Strategic planning prevents your business from collapsing after a few years by minimizing risks . Indeed, as part of the process, you will be required to examine your project in depth . This analysis will then allow you to determine the capabilities of your business and optimize them. You will also have the opportunity to dissect your strengths in order to exploit them as well as your weaknesses in order to improve them. As this is generally anticipatory work, you will be able to prevent possible obstacles to your development for the first 5 years now. However, when a goal takes longer to accomplish, it is sometimes necessary to review the plan and adjust it .
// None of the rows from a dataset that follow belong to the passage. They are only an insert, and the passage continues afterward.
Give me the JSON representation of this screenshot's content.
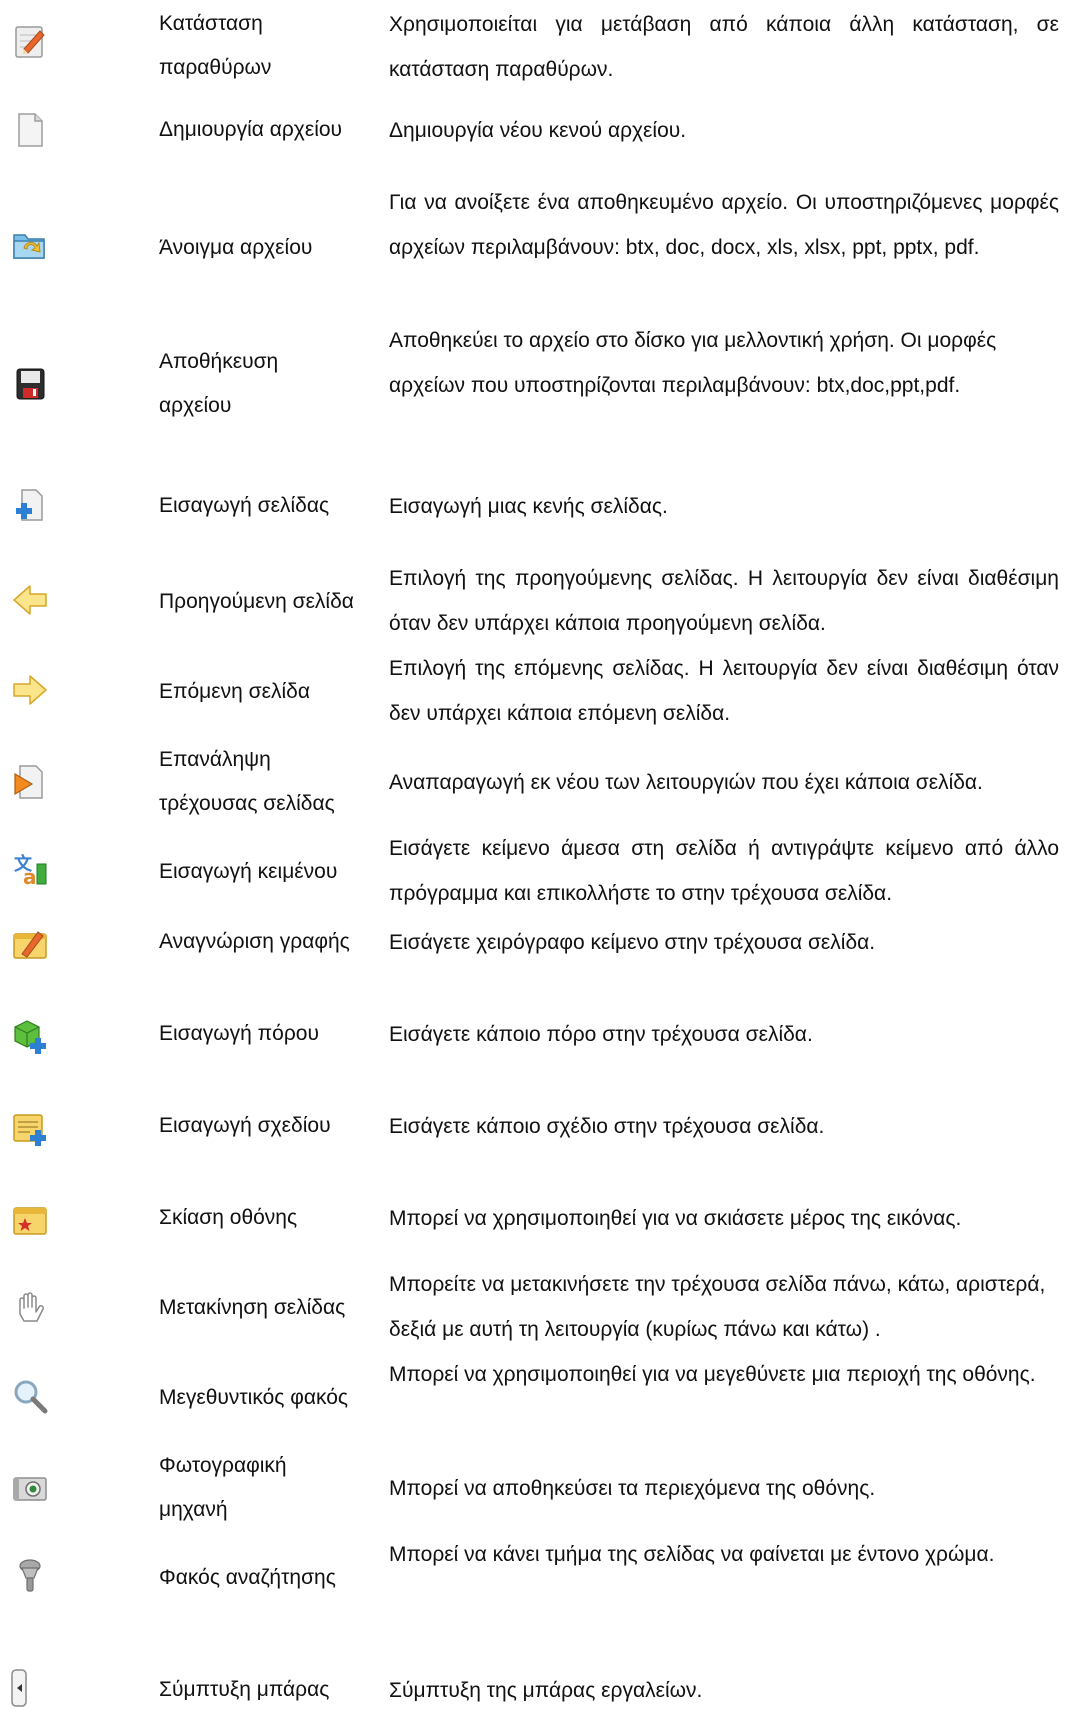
{
  "rows": [
    {
      "icon": "window-mode-icon",
      "name": "Κατάσταση παραθύρων",
      "description": "Χρησιμοποιείται για μετάβαση από κάποια άλλη κατάσταση, σε κατάσταση παραθύρων."
    },
    {
      "icon": "new-file-icon",
      "name": "Δημιουργία αρχείου",
      "description": "Δημιουργία νέου κενού αρχείου."
    },
    {
      "icon": "open-folder-icon",
      "name": "Άνοιγμα αρχείου",
      "description": "Για να ανοίξετε ένα αποθηκευμένο αρχείο. Οι υποστηριζόμενες μορφές αρχείων περιλαμβάνουν: btx, doc, docx, xls, xlsx, ppt, pptx, pdf."
    },
    {
      "icon": "save-disk-icon",
      "name": "Αποθήκευση αρχείου",
      "description": "Αποθηκεύει το αρχείο στο δίσκο για μελλοντική χρήση. Οι μορφές αρχείων που υποστηρίζονται περιλαμβάνουν: btx,doc,ppt,pdf."
    },
    {
      "icon": "insert-page-icon",
      "name": "Εισαγωγή σελίδας",
      "description": "Εισαγωγή μιας κενής σελίδας."
    },
    {
      "icon": "arrow-left-icon",
      "name": "Προηγούμενη σελίδα",
      "description": "Επιλογή της προηγούμενης σελίδας. Η λειτουργία δεν είναι διαθέσιμη όταν δεν υπάρχει κάποια προηγούμενη σελίδα."
    },
    {
      "icon": "arrow-right-icon",
      "name": "Επόμενη σελίδα",
      "description": "Επιλογή της επόμενης σελίδας. Η λειτουργία δεν είναι διαθέσιμη όταν δεν υπάρχει κάποια επόμενη σελίδα."
    },
    {
      "icon": "replay-page-icon",
      "name": "Επανάληψη τρέχουσας σελίδας",
      "description": "Αναπαραγωγή εκ νέου των λειτουργιών που έχει κάποια σελίδα."
    },
    {
      "icon": "insert-text-icon",
      "name": "Εισαγωγή κειμένου",
      "description": "Εισάγετε κείμενο άμεσα στη σελίδα ή αντιγράψτε κείμενο από άλλο πρόγραμμα και επικολλήστε το στην τρέχουσα σελίδα."
    },
    {
      "icon": "handwriting-icon",
      "name": "Αναγνώριση γραφής",
      "description": "Εισάγετε χειρόγραφο κείμενο στην τρέχουσα σελίδα."
    },
    {
      "icon": "insert-resource-icon",
      "name": "Εισαγωγή πόρου",
      "description": "Εισάγετε κάποιο πόρο στην τρέχουσα σελίδα."
    },
    {
      "icon": "insert-design-icon",
      "name": "Εισαγωγή σχεδίου",
      "description": "Εισάγετε κάποιο σχέδιο στην τρέχουσα σελίδα."
    },
    {
      "icon": "screen-shade-icon",
      "name": "Σκίαση οθόνης",
      "description": "Μπορεί να χρησιμοποιηθεί για να σκιάσετε μέρος της εικόνας."
    },
    {
      "icon": "hand-pan-icon",
      "name": "Μετακίνηση σελίδας",
      "description": "Μπορείτε να μετακινήσετε την τρέχουσα σελίδα πάνω, κάτω, αριστερά, δεξιά με αυτή τη λειτουργία (κυρίως πάνω και κάτω) ."
    },
    {
      "icon": "magnifier-icon",
      "name": "Μεγεθυντικός φακός",
      "description": "Μπορεί να χρησιμοποιηθεί για να μεγεθύνετε μια περιοχή της οθόνης."
    },
    {
      "icon": "camera-icon",
      "name": "Φωτογραφική μηχανή",
      "description": "Μπορεί να αποθηκεύσει τα περιεχόμενα της οθόνης."
    },
    {
      "icon": "spotlight-icon",
      "name": "Φακός αναζήτησης",
      "description": "Μπορεί να κάνει τμήμα της σελίδας να φαίνεται με έντονο χρώμα."
    },
    {
      "icon": "collapse-bar-icon",
      "name": "Σύμπτυξη μπάρας",
      "description": "Σύμπτυξη της μπάρας εργαλείων."
    }
  ]
}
Steps in the strategic planning process
1. Strategic position
This part involves identifying internal and external sources by gathering various data about your industry. To do this, you must collect feedback from your customers in order to obtain a clear image of your brand as well as your position within the market. Additionally, it is also necessary to review your company's core values to determine how you should go about achieving your goals. With input from executives, customers and external market data, you can categorize your results into a SWOT (Strength, Weakness, Opportunity, Threat) diagram. This tool helps document ways your organization can grow to meet needs that the market is not currently meeting.
2. Objectives
First of all, you need to know that it is imperative that your objectives are in line with the mission and vision of your company. They must be distinct and measurable to help you achieve your long-term strategic targets and initiatives. To do this, you can use the SMART mnemonic . This technique is useful for determining and identifying the resources necessary to achieve objectives. It also allows you to identify the key performance indicators (KPIs) capable of making your success measurable. Once the objectives and initiatives have been identified, you must prioritize them. This will include determining who will have the greatest impact on realizing your vision and improving your position in the market.
3. Make a plan
This step involves creating a strategic plan to achieve your goals. Therefore, you must determine the tactics needed to achieve your goals, establish a calendar and clearly communicate responsibilities. To achieve this, the strategic mapping remains the best way. Indeed, it makes it easy to visualize operational processes and identify gaps to be filled. Furthermore, truly strategic choices generally involve a trade-off in opportunity cost. So be prepared to use your values, your mission statement and established priorities. Know how to say “no” to initiatives that do not strengthen your long-term strategic position.
4. Execute and manage the plan
Now that you have the plan, it's time to implement it. First, you need to communicate the plan to the organization by sharing relevant documentation . And only then can the actual work begin. In order to achieve optimal results, it is necessary to organize regular examinations. This helps determine checkpoints that tell you if you are on the right track. Additionally, use KPI dashboards to clearly communicate the responsibilities of each team member.
5. Review and revise the plan
This final step gives you the opportunity to reevaluate your priorities and make adjustments based on past successes or failures. On a quarterly basis, you are required to determine which key performance indicators your team has successfully achieved and how you can continue to achieve them, adapting your plan as necessary. On an annual basis, it is important to re-evaluate your priorities and strategic position to ensure you remain on a path to long-term success. For example, you can track your progress using balanced scorecards that provide an overall view of your business's performance.
Even today, many companies decide not to implement strategic planning. It is therefore not surprising that many of them collapse before their third years, which are the most decisive. Therefore, it is fundamental for the prosperity of your business ofdevelop strategic planning.